De terughoudendheid wordt gehandhaafd totdat de oorzaak ervan is weggenomen. De pijnreceptoren nemen de regulerende functie over. Ze geven constant informatie over de intensiteit van de schade die het veroorzaakt. Een verbetering van de situatie leidt tot een vermindering van de meldingsactiviteit en een geleidelijke ontbinding van de beschermende houding.
Als de verlichtende houding echter gedurende een lange periode wordt gehandhaafd, kan dit zelf de oorzaak worden van ernstige pijn. Onder andere door het feit dat spierspanning en verkeerde belasting ontstaan.
De taak van voorzichtig gedrag is om mechanische overbelasting in weefsels en functionele gebieden te voorkomen door deze gebieden tijdens beweging te vermijden of te omzeilen. Zo'n mechanisme is typerend voor gewrichtsschade. Elke druk in het beschadigde gebied kan het probleem mogelijk verergeren. Daarom worden de gewrichtsbewegingen zo gestuurd dat de gevarenzone wordt vermeden. De aangetaste gebieden in het gewricht worden gespaard en de progressie van de schade wordt vermeden of vertraagd.

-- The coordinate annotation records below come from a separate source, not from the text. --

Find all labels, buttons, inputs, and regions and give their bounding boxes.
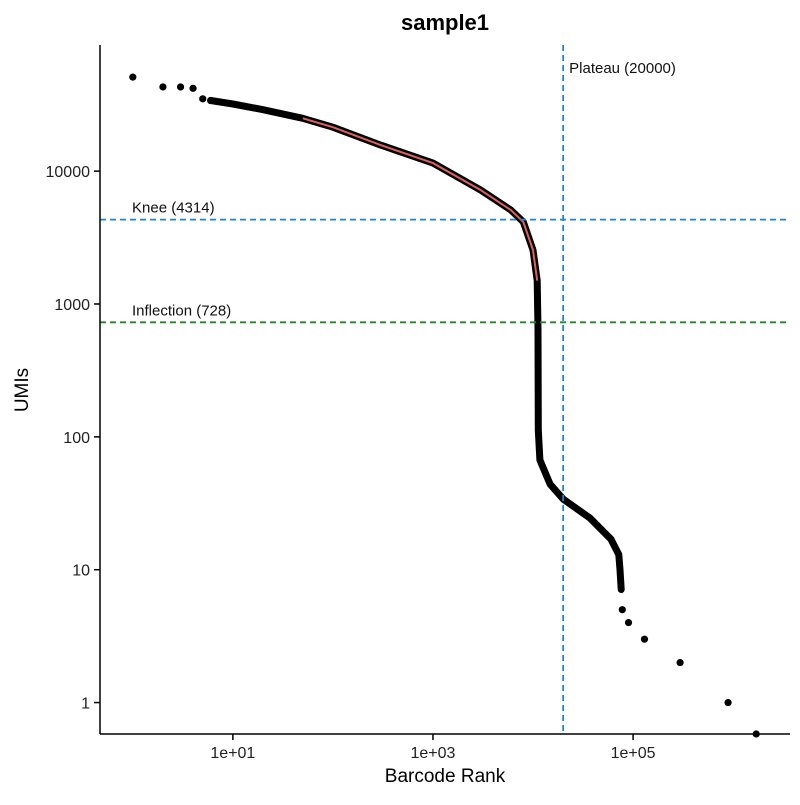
x-tick-label: 1e+05 xyxy=(611,745,656,762)
data-point xyxy=(618,606,626,614)
y-tick-label: 10 xyxy=(72,563,90,580)
y-tick-label: 1 xyxy=(81,696,90,713)
reference-line-label: Plateau (20000) xyxy=(569,60,676,77)
x-tick-label: 1e+01 xyxy=(210,745,255,762)
chart-title: sample1 xyxy=(401,10,489,35)
data-point xyxy=(129,73,137,81)
data-point xyxy=(189,84,197,92)
data-point xyxy=(640,635,649,643)
y-tick-label: 10000 xyxy=(46,164,91,181)
barcode-curve-points xyxy=(207,97,625,593)
fit-line xyxy=(302,117,539,281)
data-point xyxy=(724,698,732,707)
data-point xyxy=(176,83,185,91)
data-point xyxy=(199,95,207,103)
reference-line-label: Knee (4314) xyxy=(132,200,215,217)
x-tick-label: 1e+03 xyxy=(411,745,456,762)
y-tick-label: 100 xyxy=(63,430,90,447)
y-tick-label: 1000 xyxy=(54,297,90,314)
x-axis-label: Barcode Rank xyxy=(385,766,506,787)
data-point xyxy=(676,658,684,667)
data-point xyxy=(207,96,215,105)
data-point xyxy=(624,618,633,627)
reference-line-label: Inflection (728) xyxy=(132,302,231,319)
data-point xyxy=(159,83,167,91)
y-axis-label: UMIs xyxy=(12,368,33,412)
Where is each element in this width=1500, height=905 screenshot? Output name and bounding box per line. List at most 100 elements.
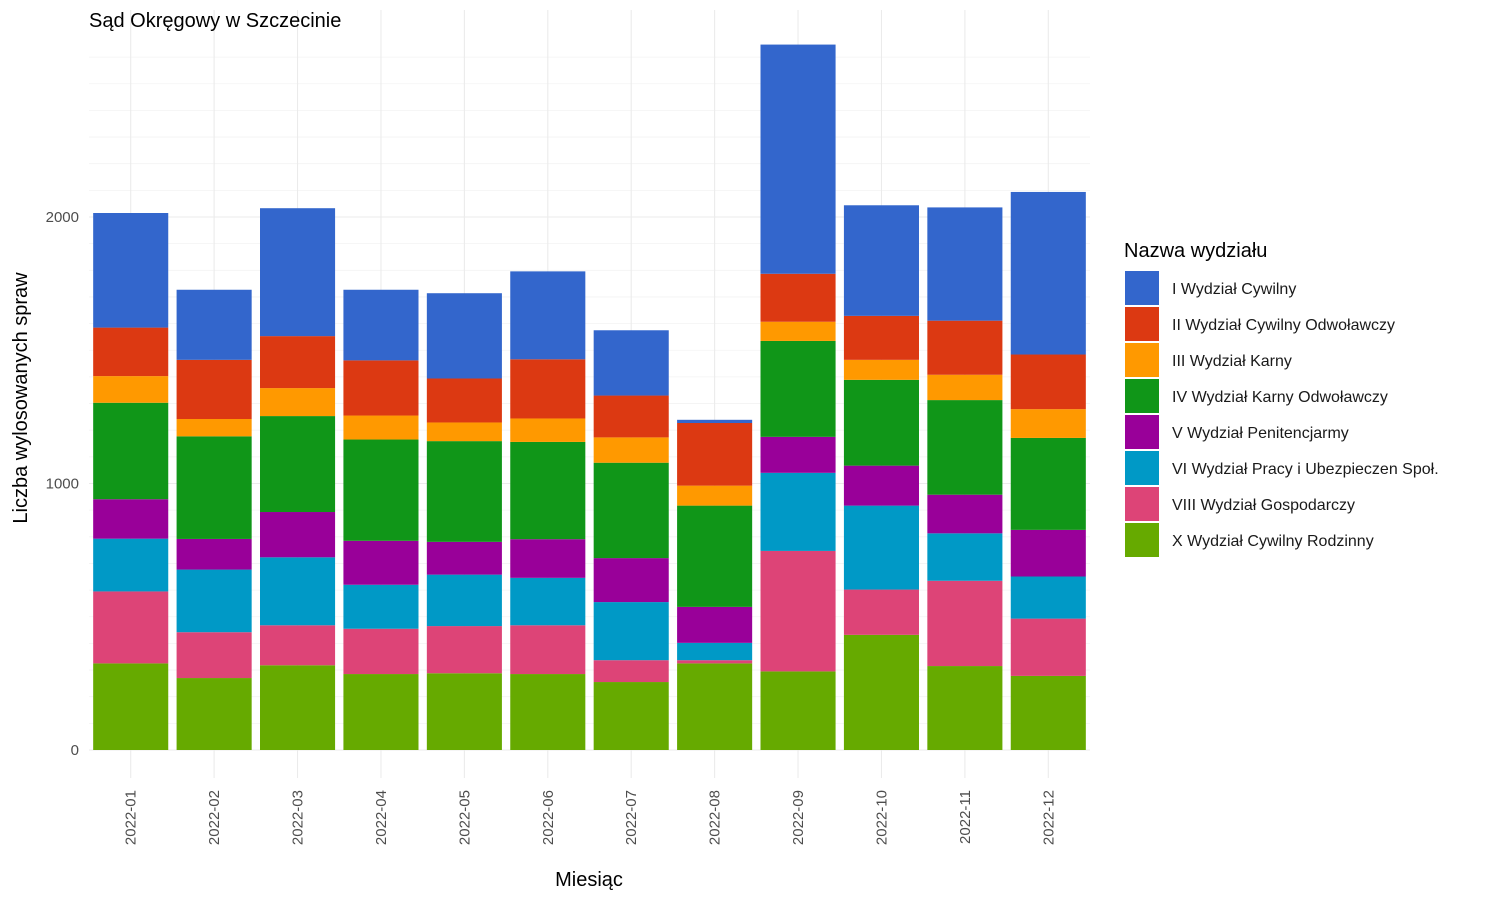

Hierdoor ontstaat een onfysiologisch bewegingspatroon, wat weer kan leiden tot ongunstige belastingen met gevolgschade. Pijnlijke blessures leiden vaak tot een combinatie van een verlichtende houding en zacht gedrag. Het corresponderende letselgebied wordt, zoals beschreven, in een beschermende houding gepositioneerd en bijbehorende lichaamsdelen worden slechts zo ver bewogen als absoluut noodzakelijk is.
Uw medicatie vindt u hier
➔ Geneesmiddelen tegen pijnZiekten en aandoeningen
Een typische verlichtende houding komt vaak voor bij buikletsel en buikpijn. De getroffen mensen buigen voorover omdat ze verlichting kunnen bieden van de pijn. De buikspieren en alle bindweefseldelen van de buikwand worden dichterbij gebracht en de mechanische factor wordt gereduceerd tot het getroffen gebied.
Gebroken botten kunnen ook leiden tot een verlichtende houding. Bij breuken in het gebied van de onderarm of hand wordt de arm tegen het bovenlichaam gedrukt en daar zo pijnvrij mogelijk gehouden, vaak met behulp van de andere hand.
Zeer flagrante verlichtende houdingen ontstaan wanneer de zenuwen die in de lumbale wervelkolom ontstaan, worden samengedrukt door een hernia of andere structuren. Bij de lumbago worden de rugspieren in dit gebied in een krampachtige toestand gebracht, met als doel om daar meer beweging te voorkomen. In dit geval ontstaat een absoluut verlichtende houding, die soms zo uitgesproken is dat het niet meer mogelijk is om vooruit te komen.
Bij ischias is de druk op de zenuwen meestal eenzijdig. Het ontwijkende patroon voor het verminderen van de druk op de zenuwen is daarom om de romp naar voren te leunen met een lichte helling naar de andere kant. Door deze zachte houding ontstaat er meer ruimte voor de zenuwen en kunnen ze worden ontlast.
Arthroses zijn degeneratieve gewrichtsaandoeningen waarbij het gewrichtskraakbeen geleidelijk afbreekt. Het kraakbeen zelf is ongevoelig voor pijn. Dit is de reden waarom pijn optreedt wanneer de schade zo ver is gevorderd dat de onderliggende botten te veel worden belast. Voordat dit gebeurt, neemt het lichaam echter tegenmaatregelen. Dit zijn veranderde bewegingspatronen die dienen om druk te vermijden op de plekken waar geen kraakbeen meer is. Bij artrose in het heup- of kniegewricht komt dit zachte gedrag tot uiting in typische veranderingen in het looppatroon.
Verwondingen of ziekten van de ribben of pleura zijn buitengewoon pijnlijk bij inademing. Er is een zachte ademhaling. De getroffen mensen vermijden het inademen in het pijnlijke gebied. U richt uw ademhaling onbewust op andere delen van de longen en ademt in het algemeen oppervlakkiger.